Castro a aussi encouragé la population à exprimer ses mécontentements – dans certaines limites – à travers des rencontres spécialement établies, comme des forums sur le lieu de travail et des réunions entre voisins. Critiquer les institutions étatiques et la bureaucratie gouvernementale n’est plus tabou, mais, pour autant, encourager l’émergence d’une opposition organisée et autoriser les manifestations publiques – telles que les récents rassemblements – demeurait inconcevable.

 

Baroud d’honneur ou tour de chauffe pour l’opposition ?

Puisque la plupart des dissidents libérés au cours de l’année écoulée ont décidé de quitter Cuba pour l’Espagne dans le cadre d’un accord avec le gouvernement de Madrid, la dernière série de rassemblements pourrait être un moyen pour les opposants de rester « visibles », en particulier pour leurs supporters à l’étranger.

La plus célèbre militante anti-castriste en ligne, Yoani Sanchez, émet quantité de tweets depuis son téléphone portable, parmi lesquels des informations sur l’organisation des manifestations.
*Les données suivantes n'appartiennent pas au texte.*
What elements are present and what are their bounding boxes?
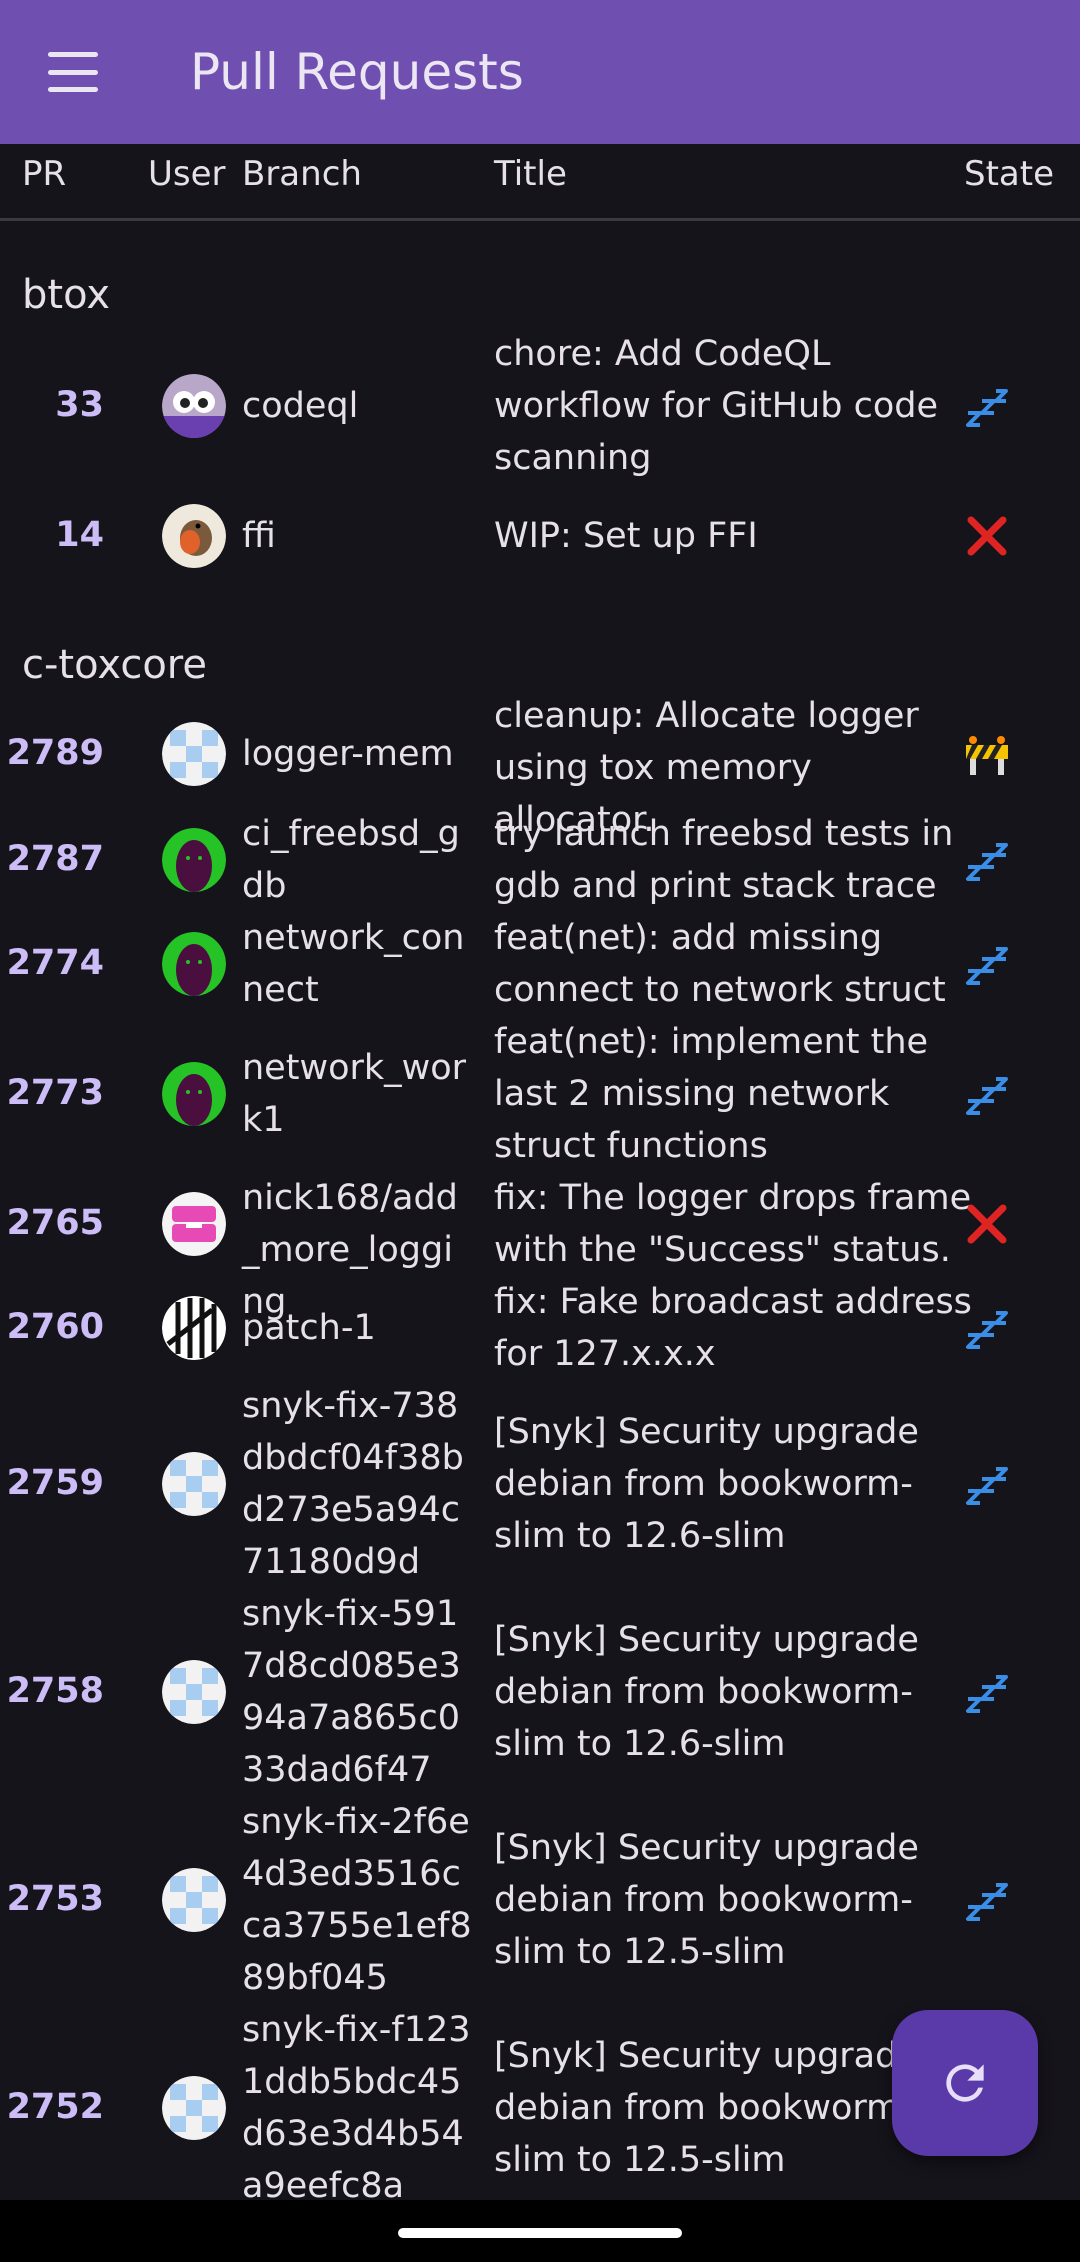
pr-title[interactable]: fix: The logger drops frame with the "Su… bbox=[494, 1172, 974, 1276]
sleeping-state-icon bbox=[964, 1461, 1010, 1507]
branch-name: codeql bbox=[242, 386, 359, 426]
failed-state-icon bbox=[964, 513, 1010, 559]
home-gesture-pill[interactable] bbox=[398, 2228, 682, 2238]
table-row[interactable]: 2789 logger-mem cleanup: Allocate logger u… bbox=[0, 696, 1080, 840]
branch-name: snyk-fix-2f6e4d3ed3516cca3755e1ef889bf04… bbox=[242, 1802, 472, 1998]
sleeping-state-icon bbox=[964, 941, 1010, 987]
pr-number-link[interactable]: 2760 bbox=[0, 1307, 104, 1347]
repo-section-header: btox bbox=[22, 272, 110, 318]
table-row[interactable]: 2773 network_work1 feat(net): implement th… bbox=[0, 1016, 1080, 1172]
branch-name: snyk-fix-5917d8cd085e394a7a865c033dad6f4… bbox=[242, 1594, 461, 1790]
sleeping-state-icon bbox=[964, 1071, 1010, 1117]
refresh-icon bbox=[946, 2064, 984, 2102]
repo-section-header: c-toxcore bbox=[22, 642, 207, 688]
table-header: PR User Branch Title State bbox=[0, 144, 1080, 221]
checker-avatar bbox=[162, 1452, 226, 1516]
branch-name: ffi bbox=[242, 516, 276, 556]
table-row[interactable]: 2765 nick168/add_more_logging fix: The log… bbox=[0, 1172, 1080, 1322]
pr-number-link[interactable]: 2773 bbox=[0, 1073, 104, 1113]
pr-title[interactable]: chore: Add CodeQL workflow for GitHub co… bbox=[494, 328, 974, 484]
table-row[interactable]: 2787 ci_freebsd_gdb try launch freebsd tes… bbox=[0, 808, 1080, 912]
checker-avatar bbox=[162, 722, 226, 786]
pr-number-link[interactable]: 2759 bbox=[0, 1463, 104, 1503]
pr-title[interactable]: feat(net): implement the last 2 missing … bbox=[494, 1016, 974, 1172]
pr-number-link[interactable]: 14 bbox=[0, 515, 104, 555]
pr-number-link[interactable]: 2753 bbox=[0, 1879, 104, 1919]
column-header-pr[interactable]: PR bbox=[22, 154, 66, 194]
green-avatar bbox=[162, 828, 226, 892]
pr-number-link[interactable]: 2789 bbox=[0, 733, 104, 773]
sleeping-state-icon bbox=[964, 1877, 1010, 1923]
pr-title[interactable]: [Snyk] Security upgrade debian from book… bbox=[494, 1822, 974, 1978]
pr-title[interactable]: feat(net): add missing connect to networ… bbox=[494, 912, 974, 1016]
table-row[interactable]: 33 codeql chore: Add CodeQL workflow for G… bbox=[0, 330, 1080, 482]
sleeping-state-icon bbox=[964, 1305, 1010, 1351]
pr-title[interactable]: [Snyk] Security upgrade debian from book… bbox=[494, 1614, 974, 1770]
branch-name: network_work1 bbox=[242, 1048, 467, 1140]
pr-title[interactable]: fix: Fake broadcast address for 127.x.x.… bbox=[494, 1276, 974, 1380]
column-header-state[interactable]: State bbox=[964, 154, 1054, 194]
branch-name: ci_freebsd_gdb bbox=[242, 814, 460, 906]
branch-name: snyk-fix-f1231ddb5bdc45d63e3d4b54a9eefc8… bbox=[242, 2010, 471, 2206]
construction-state-icon bbox=[964, 731, 1010, 777]
branch-name: patch-1 bbox=[242, 1308, 376, 1348]
column-header-branch[interactable]: Branch bbox=[242, 154, 362, 194]
sleeping-state-icon bbox=[964, 1669, 1010, 1715]
pr-number-link[interactable]: 33 bbox=[0, 385, 104, 425]
checker-avatar bbox=[162, 2076, 226, 2140]
table-row[interactable]: 2759 snyk-fix-738dbdcf04f38bd273e5a94c711… bbox=[0, 1380, 1080, 1588]
branch-name: snyk-fix-738dbdcf04f38bd273e5a94c71180d9… bbox=[242, 1386, 464, 1582]
sleeping-state-icon bbox=[964, 383, 1010, 429]
pattern-avatar bbox=[162, 1296, 226, 1360]
hamburger-menu-icon[interactable] bbox=[48, 52, 122, 92]
pr-title[interactable]: try launch freebsd tests in gdb and prin… bbox=[494, 808, 974, 912]
branch-name: network_connect bbox=[242, 918, 465, 1010]
app-bar: Pull Requests bbox=[0, 0, 1080, 144]
pr-title[interactable]: WIP: Set up FFI bbox=[494, 510, 974, 562]
pink-avatar bbox=[162, 1192, 226, 1256]
pull-request-list: btox 33 codeql chore: Add CodeQL workflow f… bbox=[0, 220, 1080, 2212]
sleeping-state-icon bbox=[964, 837, 1010, 883]
green-avatar bbox=[162, 932, 226, 996]
failed-state-icon bbox=[964, 1201, 1010, 1247]
checker-avatar bbox=[162, 1660, 226, 1724]
pr-number-link[interactable]: 2758 bbox=[0, 1671, 104, 1711]
pr-title[interactable]: [Snyk] Security upgrade debian from book… bbox=[494, 1406, 974, 1562]
table-row[interactable]: 2753 snyk-fix-2f6e4d3ed3516cca3755e1ef889… bbox=[0, 1796, 1080, 2004]
page-title: Pull Requests bbox=[190, 43, 524, 101]
robin-avatar bbox=[162, 504, 226, 568]
pr-number-link[interactable]: 2787 bbox=[0, 839, 104, 879]
column-header-user[interactable]: User bbox=[148, 154, 226, 194]
table-row[interactable]: 2774 network_connect feat(net): add missin… bbox=[0, 912, 1080, 1016]
column-header-title[interactable]: Title bbox=[494, 154, 567, 194]
green-avatar bbox=[162, 1062, 226, 1126]
table-row[interactable]: 14 ffi WIP: Set up FFI bbox=[0, 482, 1080, 590]
pr-number-link[interactable]: 2752 bbox=[0, 2087, 104, 2127]
table-row[interactable]: 2758 snyk-fix-5917d8cd085e394a7a865c033da… bbox=[0, 1588, 1080, 1796]
branch-name: logger-mem bbox=[242, 734, 454, 774]
table-row[interactable]: 2760 patch-1 fix: Fake broadcast address f… bbox=[0, 1276, 1080, 1380]
owl-avatar bbox=[162, 374, 226, 438]
checker-avatar bbox=[162, 1868, 226, 1932]
pr-number-link[interactable]: 2774 bbox=[0, 943, 104, 983]
refresh-button[interactable] bbox=[892, 2010, 1038, 2156]
system-navigation-bar bbox=[0, 2200, 1080, 2262]
pr-number-link[interactable]: 2765 bbox=[0, 1203, 104, 1243]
L’accès à son blog, Génération Y, n’est plus bloqué sur l’île par le gouvernement. Pourtant, de nombreux jeunes Cubains qui parviennent à se connecter ne sont pas particulièrement prêts à utiliser leurs précieux octets sur des sites politiques.

 

Une connexion sous-marine révolutionnaire

Une connexion sous-marine à haut débit vers le Venezuela, achevée cet été en grande pompe, est censée entrer en service dans les prochains mois, multipliant par 3 000 la bande passante disponible à Cuba. Son lancement a été plusieurs fois reporté, de quoi imaginer que les autorités cubaines s’inquiètent de l’usage qui pourrait en être fait. Elles ont déjà annoncé qu’elle ne sera pas utilisée pour offrir des accès privés à Internet aux particuliers.
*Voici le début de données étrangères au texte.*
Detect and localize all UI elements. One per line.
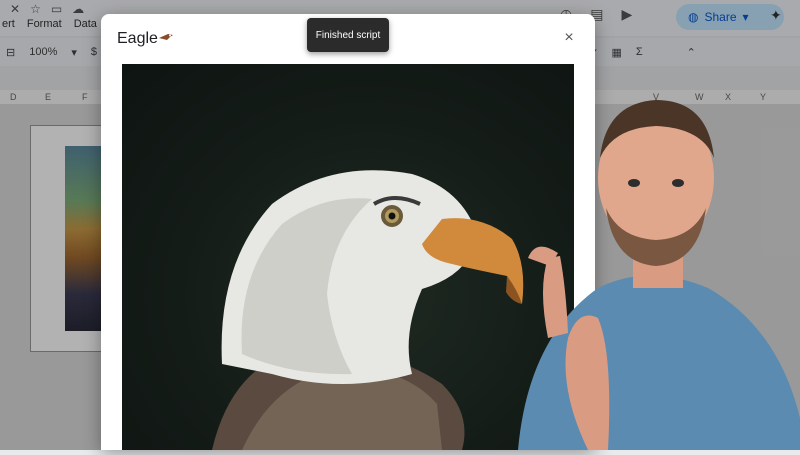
close-button[interactable]: × [561, 30, 577, 46]
dialog-title: Eagle [117, 30, 158, 47]
presenter-overlay-photo [488, 88, 800, 450]
finished-script-toast: Finished script [307, 18, 389, 52]
eagle-emoji-icon [158, 31, 174, 45]
toast-text: Finished script [315, 29, 381, 41]
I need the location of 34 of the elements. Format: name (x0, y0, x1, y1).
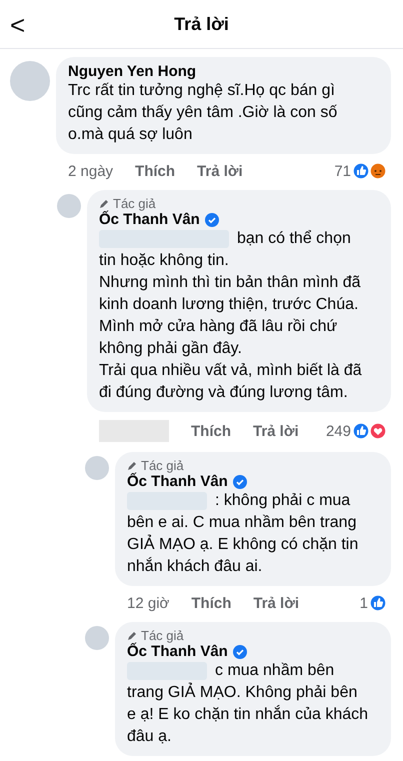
avatar[interactable] (57, 194, 81, 218)
like-link[interactable]: Thích (135, 162, 176, 180)
author-label: Tác giả (141, 628, 184, 643)
comment-text: tin hoặc không tin. Nhưng mình thì tin bản thân mình đã kinh doanh lương thiện, trước Chúa. Mình mở cửa hàng đã lâu rồi chứ không phải gần đây. Trải qua nhiều vất vả, mình biết là đã đi đúng đường và đúng lương tâm. (99, 251, 363, 403)
pencil-icon (99, 198, 110, 209)
reply-link[interactable]: Trả lời (197, 162, 243, 180)
like-link[interactable]: Thích (191, 594, 232, 612)
avatar[interactable] (10, 61, 50, 101)
comment-text: Trc rất tin tưởng nghệ sĩ.Họ qc bán gì cũng cảm thấy yên tâm .Giờ là con số o.mà quá sợ luôn (68, 81, 338, 145)
author-label: Tác giả (113, 196, 156, 211)
reaction-count: 249 (326, 422, 351, 440)
pencil-icon (127, 460, 138, 471)
comment-text: trang GIẢ MẠO. Không phải bên e ạ! E ko chặn tin nhắn của khách đâu ạ. (127, 682, 370, 747)
commenter-name[interactable]: Ốc Thanh Vân (127, 473, 228, 490)
author-label: Tác giả (141, 458, 184, 473)
reply-link[interactable]: Trả lời (253, 594, 300, 612)
comment-text: : không phải c mua (215, 491, 350, 511)
pencil-icon (127, 630, 138, 641)
like-link[interactable]: Thích (191, 422, 231, 440)
commenter-name[interactable]: Ốc Thanh Vân (99, 211, 200, 228)
comment-text: bạn có thể chọn (237, 229, 351, 249)
reaction-count: 71 (334, 162, 351, 180)
commenter-name[interactable]: Nguyen Yen Hong (68, 63, 196, 80)
avatar[interactable] (85, 456, 109, 480)
reaction-count: 1 (360, 594, 368, 612)
avatar[interactable] (85, 626, 109, 650)
comment-text: c mua nhầm bên (215, 661, 334, 681)
comment-time: 12 giờ (127, 594, 170, 612)
commenter-name[interactable]: Ốc Thanh Vân (127, 643, 228, 660)
reply-link[interactable]: Trả lời (253, 422, 299, 440)
page-title: Trả lời (174, 14, 229, 34)
comment-time: 2 ngày (68, 162, 114, 180)
comment-text: bên e ai. C mua nhầm bên trang GIẢ MẠO ạ. E không có chặn tin nhắn khách đâu ai. (127, 513, 360, 577)
back-button[interactable]: < (10, 10, 26, 41)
Les autorités américaines semblent considérer que les technologies de la communication sont un facteur clé dans la mise en œuvre de changements politiques sur l’île. Dans un câble diplomatique de 2009 dévoilé récemment, le principal officiel américain à La Havane, Jonathan Farrar, plaidait en faveur de la levée des restrictions sur le téléchargement de logiciels à Cuba – alors que Microsoft et d’autres entreprises américaines ont bloqué tout accès depuis l’île pour se conformer aux lois antiterroristes. De telles restrictions, expliquait Farrar, agissent « directement contre la volonté américaine de faire progresser les connexions entre individus ».

L’accès à toujours plus de technologie, conclut Farrar, pourrait encourager le développement d’un mouvement pro-démocratie sur le modèle de l’opposition iranienne.